Here’s how the scheme works. Facebook approaches a telco—in India’s case, Reliance—and offers to pay them the bandwidth costs of serving Facebook site and a small group of other sites.
So when the poor, who in theory can’t afford a net connection come to the Facebook Zero service confusingly called Internet.org, they’re made to believe they’re on the internet while in reality they’re only on Facebook and a few hand-picked sites.
And the sites too are picked in secret under some unknown process. For instance, Facebook chose to offer the distant-second search engine Bing instead of industry-leading Google. Why? Is it rivalry with Google? Or because of Microsoft’s stake in Facebook? And then Facebook’s Zero product features a tiny job site like Babajob instead of the industry-leading Naukri. Why? So that the poor have fewer job options? No one knows. Facebook doesn’t feature YouTube—the largest video site in the world and an immense education resource —but allows its own videos in full. It doesn’t really look like charity any more, does it?

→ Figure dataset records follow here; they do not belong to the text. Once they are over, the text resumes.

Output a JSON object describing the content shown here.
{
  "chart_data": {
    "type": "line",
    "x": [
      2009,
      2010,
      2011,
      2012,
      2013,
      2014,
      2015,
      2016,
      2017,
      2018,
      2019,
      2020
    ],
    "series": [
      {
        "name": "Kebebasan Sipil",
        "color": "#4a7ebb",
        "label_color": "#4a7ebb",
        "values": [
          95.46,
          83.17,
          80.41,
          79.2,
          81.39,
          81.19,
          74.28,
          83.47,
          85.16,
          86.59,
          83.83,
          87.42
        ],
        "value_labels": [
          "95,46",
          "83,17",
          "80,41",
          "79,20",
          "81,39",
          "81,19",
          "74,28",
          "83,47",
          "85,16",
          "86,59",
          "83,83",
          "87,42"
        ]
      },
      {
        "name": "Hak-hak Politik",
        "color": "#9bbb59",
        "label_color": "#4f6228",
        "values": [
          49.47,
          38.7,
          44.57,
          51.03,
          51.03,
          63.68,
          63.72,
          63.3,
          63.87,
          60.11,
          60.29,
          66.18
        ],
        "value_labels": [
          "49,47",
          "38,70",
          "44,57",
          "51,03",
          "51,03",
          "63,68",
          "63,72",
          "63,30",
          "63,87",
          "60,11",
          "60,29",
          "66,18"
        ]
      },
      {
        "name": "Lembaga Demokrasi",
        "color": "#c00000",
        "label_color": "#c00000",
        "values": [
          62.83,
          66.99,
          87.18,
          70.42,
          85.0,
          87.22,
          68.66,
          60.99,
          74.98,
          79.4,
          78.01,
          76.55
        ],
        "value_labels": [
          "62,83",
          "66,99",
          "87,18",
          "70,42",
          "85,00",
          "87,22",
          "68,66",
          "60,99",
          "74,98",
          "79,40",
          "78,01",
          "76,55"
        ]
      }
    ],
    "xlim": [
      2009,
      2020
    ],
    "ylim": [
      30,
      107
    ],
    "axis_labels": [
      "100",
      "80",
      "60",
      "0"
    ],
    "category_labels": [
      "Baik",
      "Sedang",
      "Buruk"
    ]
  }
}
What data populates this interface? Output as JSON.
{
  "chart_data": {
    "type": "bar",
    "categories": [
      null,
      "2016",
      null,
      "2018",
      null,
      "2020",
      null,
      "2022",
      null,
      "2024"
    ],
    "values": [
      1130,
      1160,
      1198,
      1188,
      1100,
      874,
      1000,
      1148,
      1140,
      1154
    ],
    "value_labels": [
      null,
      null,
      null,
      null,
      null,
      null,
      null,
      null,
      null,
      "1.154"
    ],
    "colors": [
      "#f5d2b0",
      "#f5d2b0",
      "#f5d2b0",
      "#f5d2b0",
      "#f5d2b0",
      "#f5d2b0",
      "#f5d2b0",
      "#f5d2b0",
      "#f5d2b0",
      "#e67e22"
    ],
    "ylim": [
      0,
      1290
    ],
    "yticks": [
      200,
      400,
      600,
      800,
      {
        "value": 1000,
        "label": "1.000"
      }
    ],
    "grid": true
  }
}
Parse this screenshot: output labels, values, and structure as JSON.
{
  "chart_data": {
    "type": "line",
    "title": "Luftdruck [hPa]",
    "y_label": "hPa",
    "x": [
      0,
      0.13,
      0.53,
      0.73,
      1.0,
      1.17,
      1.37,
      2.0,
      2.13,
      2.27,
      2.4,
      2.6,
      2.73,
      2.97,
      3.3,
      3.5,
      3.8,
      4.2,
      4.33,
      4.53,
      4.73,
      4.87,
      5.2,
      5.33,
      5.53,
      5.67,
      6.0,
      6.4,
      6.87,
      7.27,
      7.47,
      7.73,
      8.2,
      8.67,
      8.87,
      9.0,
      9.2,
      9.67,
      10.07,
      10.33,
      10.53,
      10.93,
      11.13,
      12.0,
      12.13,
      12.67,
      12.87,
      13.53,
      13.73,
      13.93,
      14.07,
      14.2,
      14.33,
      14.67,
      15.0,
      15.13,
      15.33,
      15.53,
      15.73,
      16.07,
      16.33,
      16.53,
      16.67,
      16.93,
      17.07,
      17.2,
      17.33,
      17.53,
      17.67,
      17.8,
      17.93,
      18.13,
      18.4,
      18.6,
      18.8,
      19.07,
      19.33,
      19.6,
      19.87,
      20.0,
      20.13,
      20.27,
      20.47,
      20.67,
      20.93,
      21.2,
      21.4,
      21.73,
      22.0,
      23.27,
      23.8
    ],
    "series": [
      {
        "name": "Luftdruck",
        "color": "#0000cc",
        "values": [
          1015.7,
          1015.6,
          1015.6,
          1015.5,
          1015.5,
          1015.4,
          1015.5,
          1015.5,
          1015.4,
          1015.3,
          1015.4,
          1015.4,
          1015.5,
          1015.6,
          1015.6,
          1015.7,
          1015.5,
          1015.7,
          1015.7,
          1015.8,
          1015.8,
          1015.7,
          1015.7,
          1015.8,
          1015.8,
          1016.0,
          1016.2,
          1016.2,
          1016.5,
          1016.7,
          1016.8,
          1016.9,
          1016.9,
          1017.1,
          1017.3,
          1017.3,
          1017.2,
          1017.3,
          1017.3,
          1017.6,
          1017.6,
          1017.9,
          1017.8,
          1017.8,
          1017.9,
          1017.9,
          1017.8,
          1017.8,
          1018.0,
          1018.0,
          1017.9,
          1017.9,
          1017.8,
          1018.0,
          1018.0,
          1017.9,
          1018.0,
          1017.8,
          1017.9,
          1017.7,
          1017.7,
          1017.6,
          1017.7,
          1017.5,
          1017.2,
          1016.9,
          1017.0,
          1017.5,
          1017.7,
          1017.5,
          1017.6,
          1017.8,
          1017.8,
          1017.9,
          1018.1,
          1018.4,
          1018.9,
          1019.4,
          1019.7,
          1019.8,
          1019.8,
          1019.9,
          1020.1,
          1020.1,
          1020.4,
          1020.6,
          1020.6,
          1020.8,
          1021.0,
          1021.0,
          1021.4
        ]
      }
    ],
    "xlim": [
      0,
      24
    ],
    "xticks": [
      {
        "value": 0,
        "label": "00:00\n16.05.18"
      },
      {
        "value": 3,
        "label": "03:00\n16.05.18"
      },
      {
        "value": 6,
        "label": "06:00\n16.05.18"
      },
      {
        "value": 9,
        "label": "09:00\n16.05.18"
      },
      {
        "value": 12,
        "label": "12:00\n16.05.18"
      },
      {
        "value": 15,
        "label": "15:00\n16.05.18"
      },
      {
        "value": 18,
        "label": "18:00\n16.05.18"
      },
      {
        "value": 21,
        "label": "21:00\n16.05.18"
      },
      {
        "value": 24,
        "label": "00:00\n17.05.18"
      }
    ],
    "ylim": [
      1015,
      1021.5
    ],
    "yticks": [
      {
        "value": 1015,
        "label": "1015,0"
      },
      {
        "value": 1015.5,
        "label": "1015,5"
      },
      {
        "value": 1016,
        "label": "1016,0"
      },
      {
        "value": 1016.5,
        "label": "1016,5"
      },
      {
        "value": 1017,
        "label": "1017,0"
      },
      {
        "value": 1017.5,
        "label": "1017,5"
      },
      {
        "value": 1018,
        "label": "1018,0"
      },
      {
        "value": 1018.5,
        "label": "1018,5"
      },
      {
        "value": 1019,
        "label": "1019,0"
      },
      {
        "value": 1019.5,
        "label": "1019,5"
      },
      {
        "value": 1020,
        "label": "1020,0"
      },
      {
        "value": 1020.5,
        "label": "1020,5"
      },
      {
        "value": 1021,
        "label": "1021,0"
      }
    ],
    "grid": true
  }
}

While zero services are a more extreme case and don’t fit what you will see in the U.S., they are helpful in illustrating how the seemingly good idea of certain companies’ products not counting towards your data caps is actually bad for the internet. You’re no longer choosing between product X and product Y. It’s now product X, which won’t count towards you cap, and product Y, which may be a superior product but can’t afford to pay off your internet provider. Your cell phone company or ISP shouldn’t get to make this decision. They should simply give you uniform access to sites on the internet and charge you according to that usage, no matter where it comes from.